Causal Discovery with General Nonlinear Data
Generalized Score Functions for Causal Discovery
Current score-based methods usually need strong assumptions on functional forms of causal mechanisms, as well as on data distributions. In this work, we introduce generalized score functions for causal discovery based on the characterization of general (conditional) independence relationships between random variables. The resulting causal discovery approach produces asymptotically correct results in rather general cases, which may have nonlinear causal mechanisms, a wide class of data distributions, mixed continuous and discrete data, and multidimensional variables. [paper][ code ][poster]
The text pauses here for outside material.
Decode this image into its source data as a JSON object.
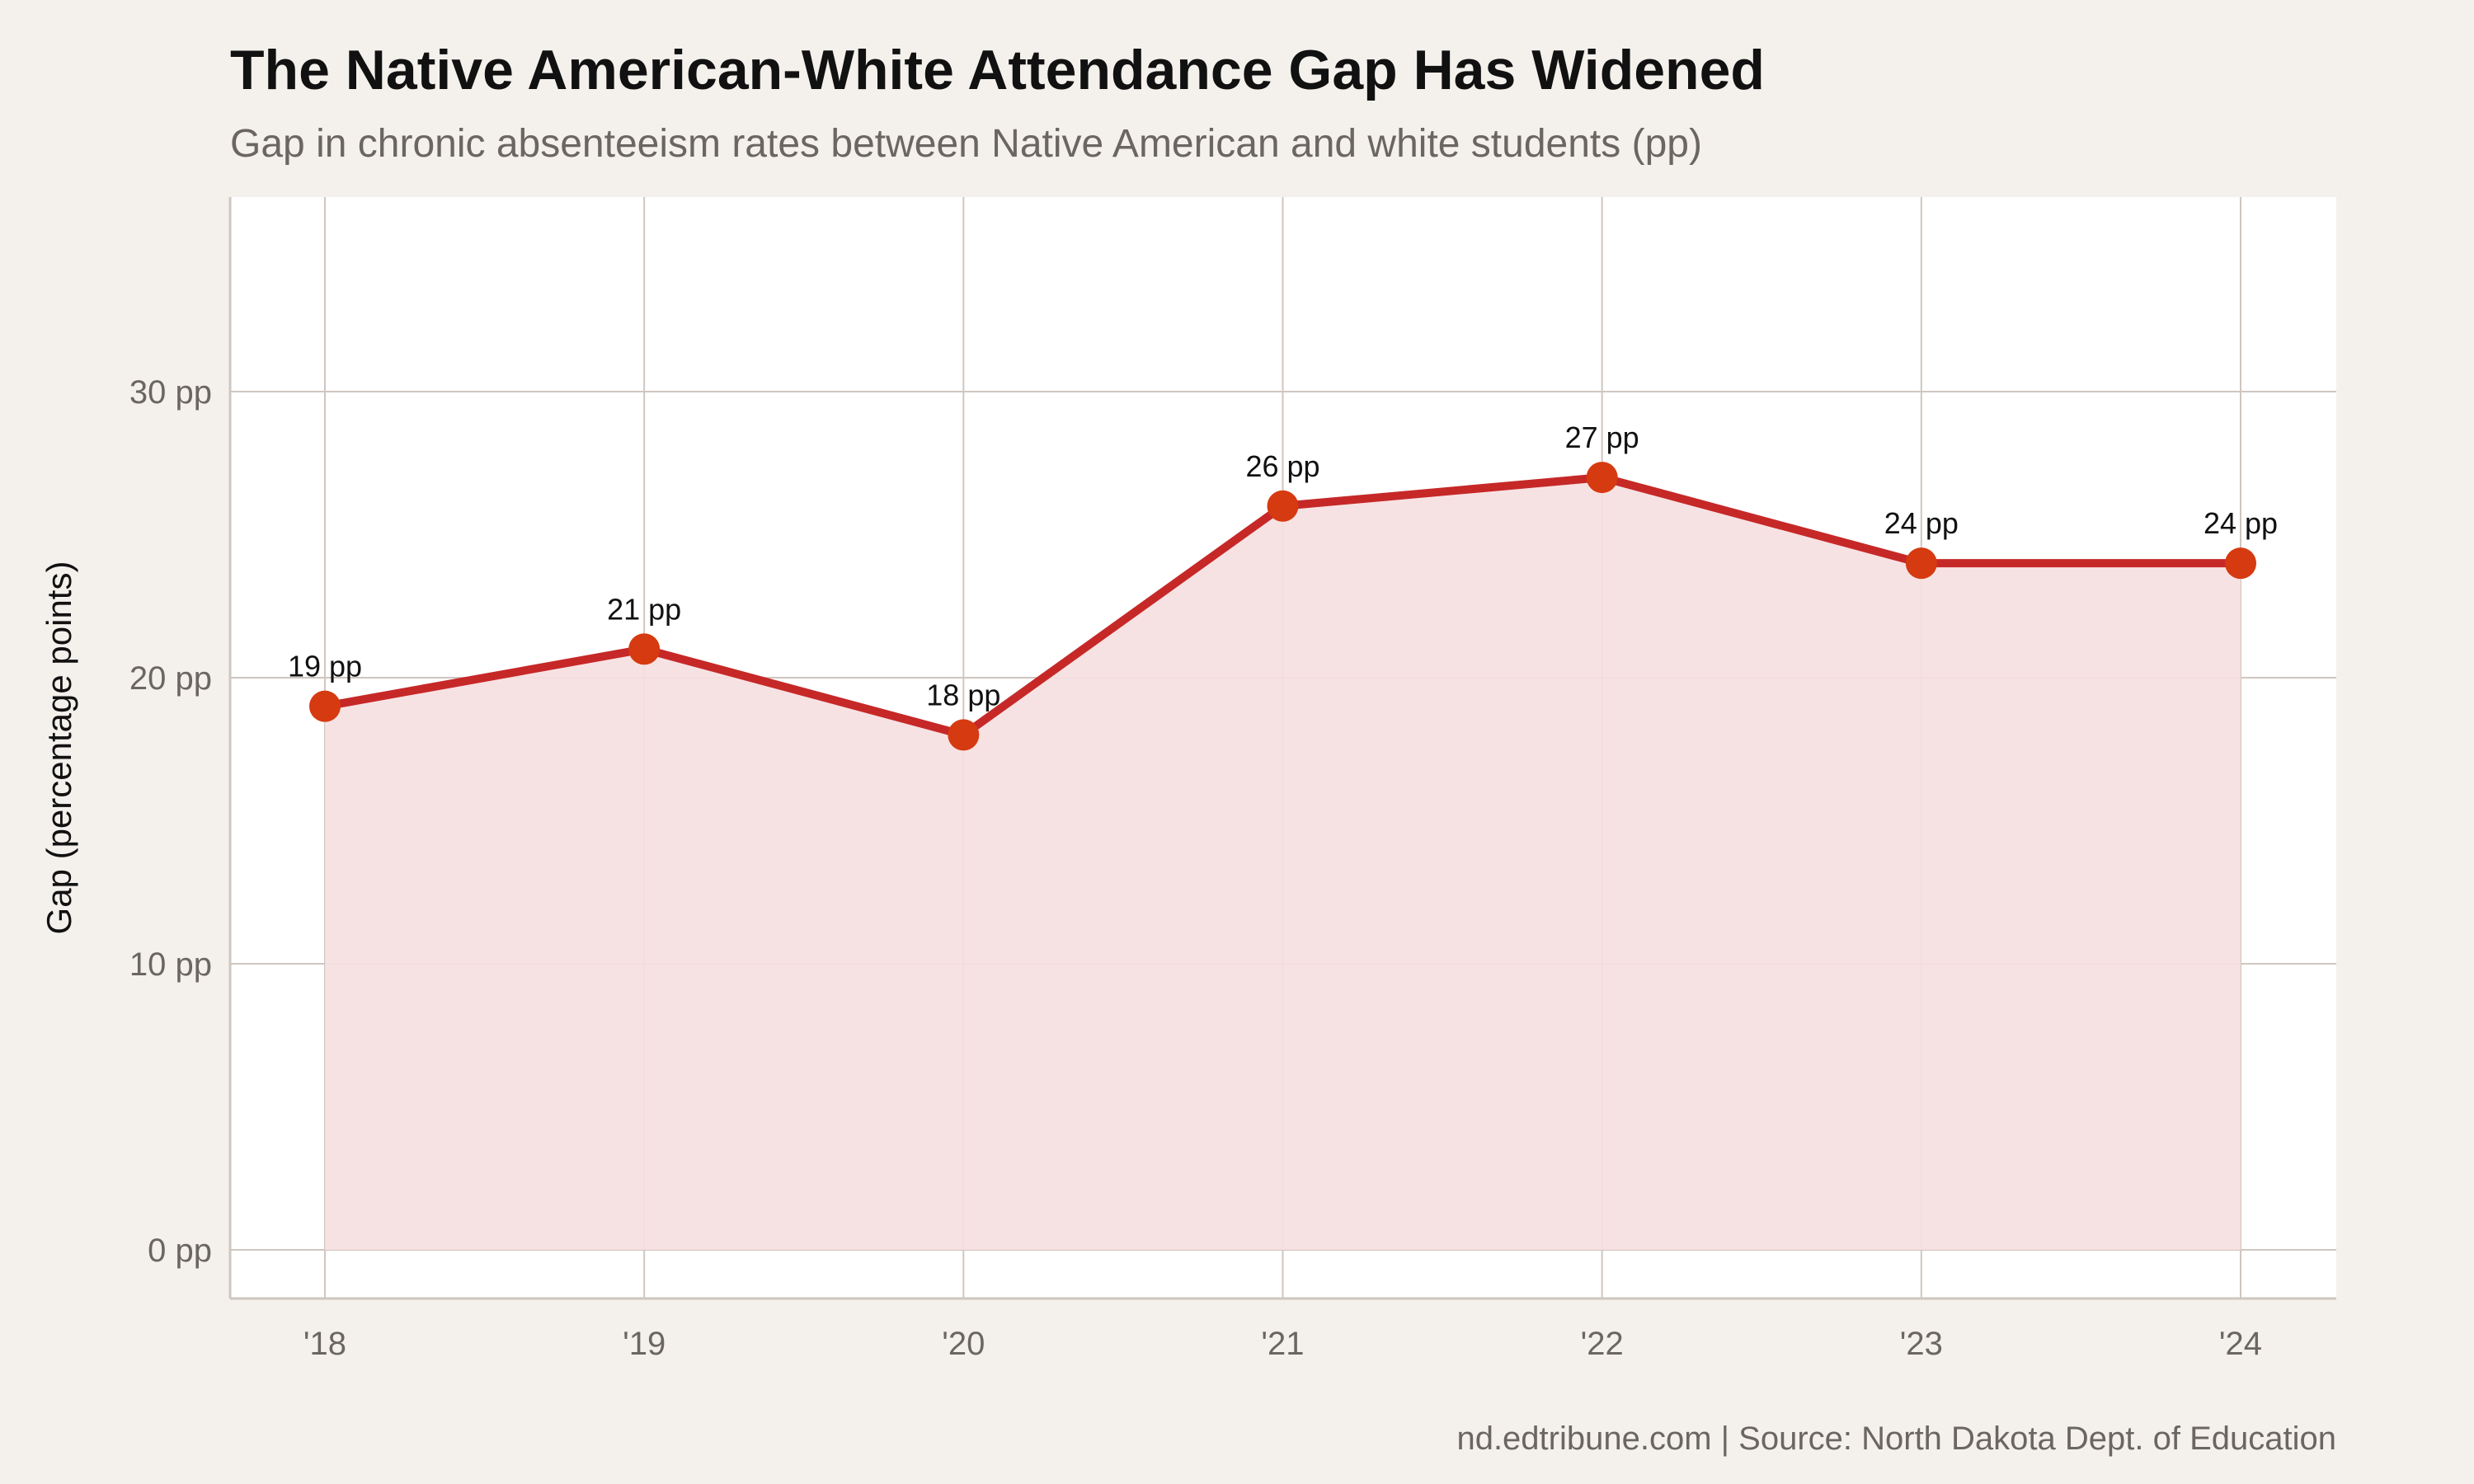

Optimal Kernel Choice for Score Function-based Causal Discovery
The above work proposed a generalized score function that can handle general data distributions and causal relationships by modeling the relations in reproducing kernel Hilbert space (RKHS). The selection of an appropriate kernel within this score function is crucial for accurately characterizing causal relationships and ensuring precise causal discovery. However, the current method involves manual heuristic selection of kernel parameters, making the process tedious and less likely to ensure optimality. In this paper, we propose a kernel selection method within the generalized score function that automatically selects the optimal kernel that best fits the data. Specifically, we model the generative process of the variables involved in each step of the causal graph search procedure as a mixture of independent noise variables. Based on this model, we derive an automatic kernel selection method by maximizing the marginal likelihood of the variables involved in each search step. [pdf]
Causal Discovery with Mixed Linear and Nonlinear Additive Noise Models: A Scalable Approach.
Real-world scenarios often involve causal mechanisms with a mixture of linear and nonlinear characteristics, which has received limited attention in existing literature. Due to unidentifiability, existing algorithms relying on fully identifiable conditions may produce erroneous results. Although traditional methods like the PC algorithm can be employed to uncover such graphs, they typically yield only a Markov equivalence class. This paper introduces a novel causal discovery approach that extends beyond the Markov equivalence class, aiming to uncover as many edge directions as possible when the causal graph is not fully identifiable. Our approach exploits the second derivative of the log-likelihood in observational data, harnessing scalable machine learning approaches to approximate the score function. Overall, our approach demonstrates competitive accuracy comparable to current state-of-the-art techniques while offering a significant improvement in computational speed. [pdf]